The company has raised total capital of $32.3 million in three rounds. It raised $25 million in October 2015 and the total burn for the company so far has been $11 million. The money has gone in to increasing its employee count from 200 employees , last year, to 283 employees today. The competition in the industry is immense and engineering talent is all that matters.

Flipkart has just acquired PhonePe to enable similar services for consumers. Shopclues acquired Momoe – another payment wallet – to service customers interacting with merchants. FonePaisa, another payments aggregator, is building its business and technology quietly. The business model for these startups are around merchant settlements by using the Unified Payments Interface, which is a number – assigned to the user – allowing the individual to settle with multiple merchants without having to worry about using a credit card or a debit card or a prepaid mobile wallet. CitrusPay has recently employed the entire team of the now defunct startup – Zwitch - to build payment technologies of the future. Today every organisation is a startup because of the ideas employees bring to the table.


 

Also read: A Startup attempts new payment solution


 

Competition and future of Wallets

There were at least 25 mobile wallets and payment gateway companies that cropped up in 2013. Now only five of them are thriving. PayTM, Oxigen, FreeCharge, MobiKwik and mRupee are some of the names that crop up. PWC, the consulting firm, estimates the payments industry in India to be $1 trillion in size and puts the volume of digital transactions to be close Rs 130,000 crore ($20 billion), currently. Compare this with China and the market is worth $650 billion.

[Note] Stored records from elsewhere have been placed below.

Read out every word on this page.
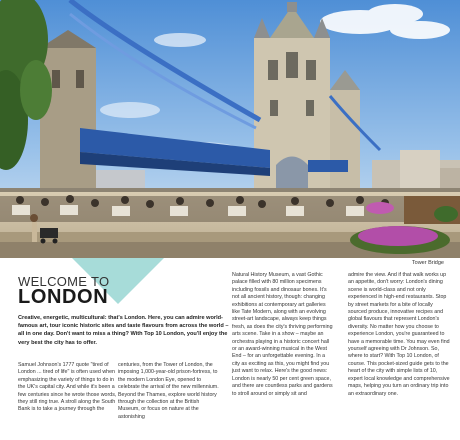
Tower Bridge
WELCOME TO
LONDON
Creative, energetic, multicultural: that's London. Here, you can admire world-famous art, tour iconic historic sites and taste flavours from across the world – all in one day. Don't want to miss a thing? With Top 10 London, you'll enjoy the very best the city has to offer.
Samuel Johnson's 1777 quote "tired of London ... tired of life" is often used when emphasizing the variety of things to do in the UK's capital city. And while it's been a few centuries since he wrote those words, they still ring true. A stroll along the South Bank is to take a journey through the
centuries, from the Tower of London, the imposing 1,000-year-old prison-fortress, to the modern London Eye, opened to celebrate the arrival of the new millennium. Beyond the Thames, explore world history through the collection at the British Museum, or focus on nature at the astonishing
Natural History Museum, a vast Gothic palace filled with 80 million specimens including fossils and dinosaur bones. It's not all ancient history, though: changing exhibitions at contemporary art galleries like Tate Modern, along with an evolving street-art landscape, always keep things fresh, as does the city's thriving performing arts scene. Take in a show – maybe an orchestra playing in a historic concert hall or an award-winning musical in the West End – for an unforgettable evening. In a city as exciting as this, you might find you just want to relax. Here's the good news: London is nearly 50 per cent green space, and there are countless parks and gardens to stroll around or simply sit and
admire the view. And if that walk works up an appetite, don't worry: London's dining scene is world-class and not only experienced in high-end restaurants. Stop by street markets for a bite of locally sourced produce, innovative recipes and global flavours that represent London's diversity. No matter how you choose to experience London, you're guaranteed to have a memorable time. You may even find yourself agreeing with Dr Johnson. So, where to start? With Top 10 London, of course. This pocket-sized guide gets to the heart of the city with simple lists of 10, expert local knowledge and comprehensive maps, helping you turn an ordinary trip into an extraordinary one.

The payment industry, like several business opportunities in India, is witnessing its share of growth. Every large bank from HDFC Bank to ICICI to consumer giants like AliBaba and Amazon are betting big on this industry. The Reserve Bank of India has laid out a road map for mobile payments. The National Payments Council of India, which is a consortium of Indian banks, launched the Unified Payments Interface, which will allow consumers to make payments without many layers of security and verification assigned to a digital transaction. Verification will be via the Aadhar number, which could soon be linked to all digital payments.

For Citrus Pay, the future is going be around consumer-to-consumer payments and underwriting payments. It is building a good hybrid payments system that looks at bringing merchants and consumers on to one platform. With more Indians transacting through mobile phones, which is today close to 200 million smartphone customers, the numbers are only going to get bigger by 2018. Gartner predicts that there will be close to 400 million smartphones sold in India by 2018. By then, the payments industry would have gone through consolidation or we can expect some of these companies to have raised large rounds of money to become a half-a-billion dollar businesses or even $1 billion businesses in revenue and not valuation.